Senegalese tea culture is an important part of daily social life. The Senegalese tea-drinking custom is essentially similar to those of other countries in the West Africa region, such as Mali, Guinea, Gambia and Mauritania. In and around Senegal, tea is prepared and presented in an elaborate process, and known in the Wolof language as attaya, ataya or ataaya.

==Making ataya==

Sometimes made with mint, the drink is particularly served as a social occasion after meals, and it's the beverage that is typically offered to friends and visitors. Drinking attaya is seen to promote conversation and maintain friendship because it takes a long time to prepare properly. Indeed, some authors have referenced the act of making ataya as a form of practical relaxation along with meditation and yoga.

Senegalese-style attaya is served in three separate stages, called "the three concoctions":
Chinese green tea leaves are put into the teapot with some water and mint leaves and boiled over a charcoal stove. Sugar is added to the teapot and the tea is poured into small glasses of a certain height and then poured back and forth from the glass to the teapot several times so that foam appears in the glass. The thicker the foam, the better the tea.

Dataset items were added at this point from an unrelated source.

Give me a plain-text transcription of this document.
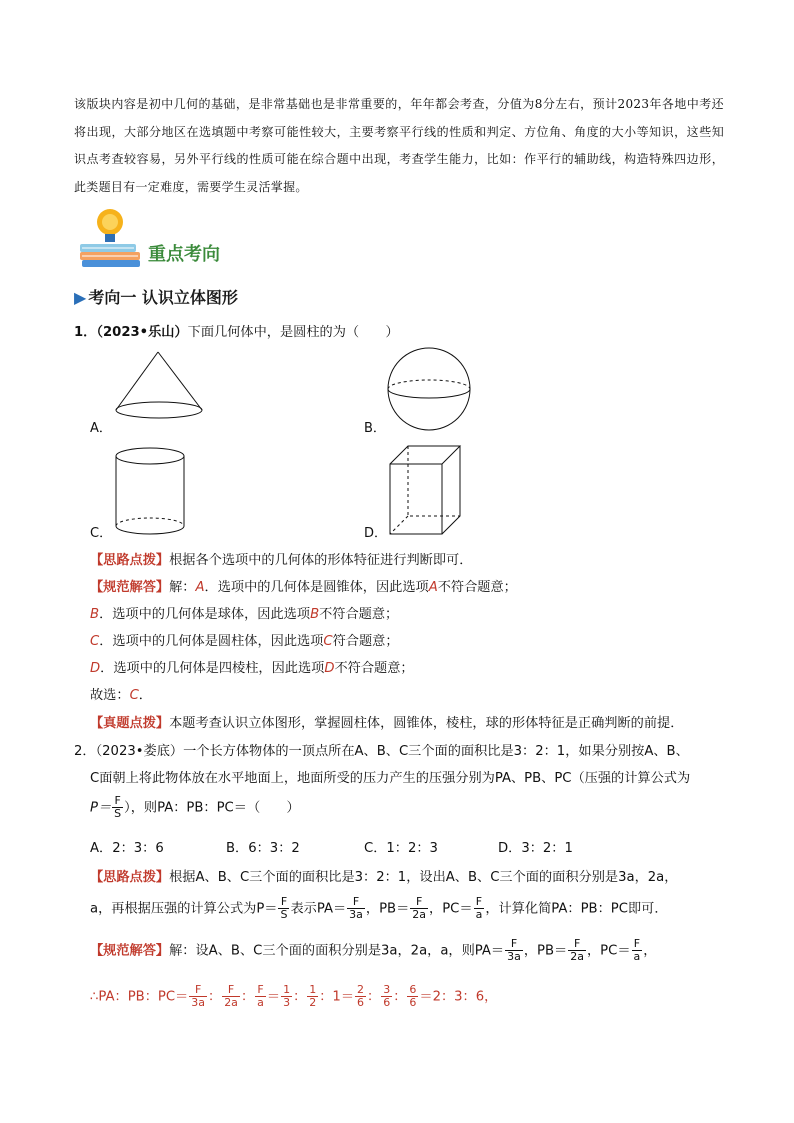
该版块内容是初中几何的基础，是非常基础也是非常重要的，年年都会考查，分值为8分左右，预计2023年各地中考还将出现，大部分地区在选填题中考察可能性较大，主要考察平行线的性质和判定、方位角、角度的大小等知识，这些知识点考查较容易，另外平行线的性质可能在综合题中出现，考查学生能力，比如：作平行的辅助线，构造特殊四边形，此类题目有一定难度，需要学生灵活掌握。
重点考向
▶ 考向一 认识立体图形
1．（2023•乐山）下面几何体中，是圆柱的为（　　）
A．	B．
C．	D．
【思路点拨】根据各个选项中的几何体的形体特征进行判断即可．
【规范解答】解：A．选项中的几何体是圆锥体，因此选项A不符合题意；
B．选项中的几何体是球体，因此选项B不符合题意；
C．选项中的几何体是圆柱体，因此选项C符合题意；
D．选项中的几何体是四棱柱，因此选项D不符合题意；
故选：C．
【真题点拨】本题考查认识立体图形，掌握圆柱体，圆锥体，棱柱，球的形体特征是正确判断的前提．
2．（2023•娄底）一个长方体物体的一顶点所在A、B、C三个面的面积比是3：2：1，如果分别按A、B、
C面朝上将此物体放在水平地面上，地面所受的压力产生的压强分别为PA、PB、PC（压强的计算公式为
$P= \frac{F}{S}$ ），则PA：PB：PC＝（　　）
A．2：3：6	B．6：3：2	C．1：2：3	D．3：2：1
【思路点拨】根据A、B、C三个面的面积比是3：2：1，设出A、B、C三个面的面积分别是3a，2a，
a，再根据压强的计算公式为$P= \frac{F}{S}$ 表示$PA= \frac{F}{3a}$ ，$PB= \frac{F}{2a}$ ，$PC= \frac{F}{a}$ ，计算化简PA：PB：PC即可．
【规范解答】解：设A、B、C三个面的面积分别是3a，2a，a，则$PA= \frac{F}{3a}$ ，$PB= \frac{F}{2a}$ ，$PC= \frac{F}{a}$ ，
∴PA：PB：$PC= \frac{F}{3a}$ ： $\frac{F}{2a}$ ： $\frac{F}{a} = \frac{1}{3}$ ： $\frac{1}{2}$ ：$1= \frac{2}{6}$ ： $\frac{3}{6}$ ： $\frac{6}{6} =2$：3：6，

One cookbook of African recipes recommends serving the tea immediately with a generous amount of sugar:

The Western African style of serving involves holding the tea pot high above the table and pouring the hot tea at least twelve inches through the air into small glasses. (Glasses made of glass, not porcelain cups.) If the sugar is added to the pot, the tea is sometimes poured from the glasses back into the pot (before anyone has sipped) and the process is repeated. This mixes the sugar into the tea. Western Africans generally drink their tea very sweet.

The first glass has been described as having an intense sweetness that cancels out a strident tannic bitterness to give a shot that is almost narcotic in its effect. The second glass is sweeter and the third is very sweet but much reduced in its bitterness because the same leaves are used to prepare all three glasses.

Words used in various ethnic languages to refer to the tea, the tiny metal teapot and the mint are typically borrowed from Arabic, pointing to the idea that Senegalese mint tea is of Moorish origin.

More than 80% of the population from 15 to 60 years of age drink tea. Studies have shown that due to the high concentration of fluoride in green tea, the practice may aid in preventing dental diseases, specifically dental caries.

==In music==
The cultural importance of Senegalese tea drinking was underlined in the song Ataya, a track on Ismaël Lô's 1986 album, Natt.